No solution is available yet. Microsoft will take "appropriate action" as soon as it has "completed its investigation," according to Kucher.
“An attacker who successfully exploited this vulnerability could gain the same user rights as the current user. If the current user is logged on with administrative user rights, an attacker who successfully exploited this vulnerability could take complete control of an affected system,” the company said in a statement. “An attacker could then install programs; view, change, or delete data; or create new accounts with full user rights.”
A cyber criminal has to tempt the user on to a fake site, by “phishing”, using, for example, an email or an instant message with a link in it to be able to use the vulnerability, the company said.
The revelation of this flaw follows the discovery of one of the most significant vulnerabilities ever found in security software earlier this month. Hackers have used the “Heartbleed bug” to steal user passwords and confidential data, such as Canadian social insurance numbers, in the crucial period between the attack being announced and companies updating their software.
Microsoft has put advice on how IT departments can work around this vulnerability while it works to fix it.
Apparently, there have been active campaigns to exploit these weakness and not just for money, but also for intellectual property rights, and customer data.

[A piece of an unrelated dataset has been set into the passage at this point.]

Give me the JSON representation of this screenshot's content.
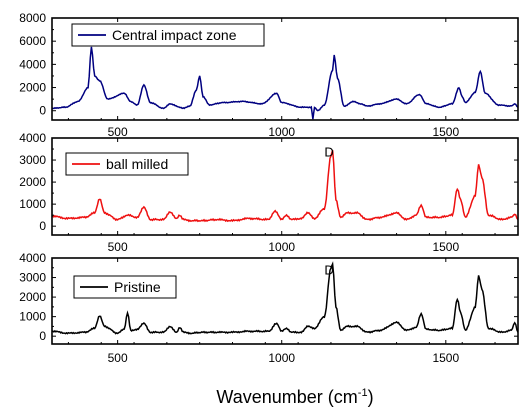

A specialist consulting firm asserts an underground market has emerged selling software so non-experts can exploit these weaknesses.
This flaw exists in version of software that are used in 26.5% of the market that existed in 2013.
Be careful out there Kossacks.
4:05 PM PT: This WSJ article asserts this flaw affects IE versions 9-11 (the above article assert 6 - 11). The WSJ reports this will primarily affect people using the XP operating system, however, ColoTim corrects this misinformation. I've adjusted the title. This does affect one quarter of all computers but perhaps not yours. This Wall Street Journal article is a lot more informative.
Microsoft on Sunday warned about hacking attacks against versions six through 11 of its flagship browser. If exploited, the coding flaw would allow hackers to have the same level of access on a network computer as the official user. That’s really bad.
FireEye, a security company that claimed credit for finding the hole, said it is part of a hacking campaign against U.S. financial and defense companies but wouldn’t elaborate. The company said attacks mainly are targeted at Internet Explorer 9 through Internet Explorer 11.
The bug affects the browser when used on multiple Microsoft operating systems. But the situation poses a special concern for people still using Windows XP.
The software was introduced in 2001, and Microsoft on April 8 stopped supporting XP with software updates–including security patches for the operating system and its browser. XP can run up to Internet Explorer 8.
The operating system, though outdated and plagued with security flaws, still runs on some 300 million machines. The Redmond, Wash., tech giant offers extended support for corporate clients still running XP but at a hefty price.
5:48 PM PT: ColoTim correct the statement I repeated from the WSJ that this error primarily affected the XP. This is not true, Many other computers are impacted. Thanks Tim. Also the WSJ was wrong about version 9-11 the Financial Times correctly reports Version 6-11 are flawed.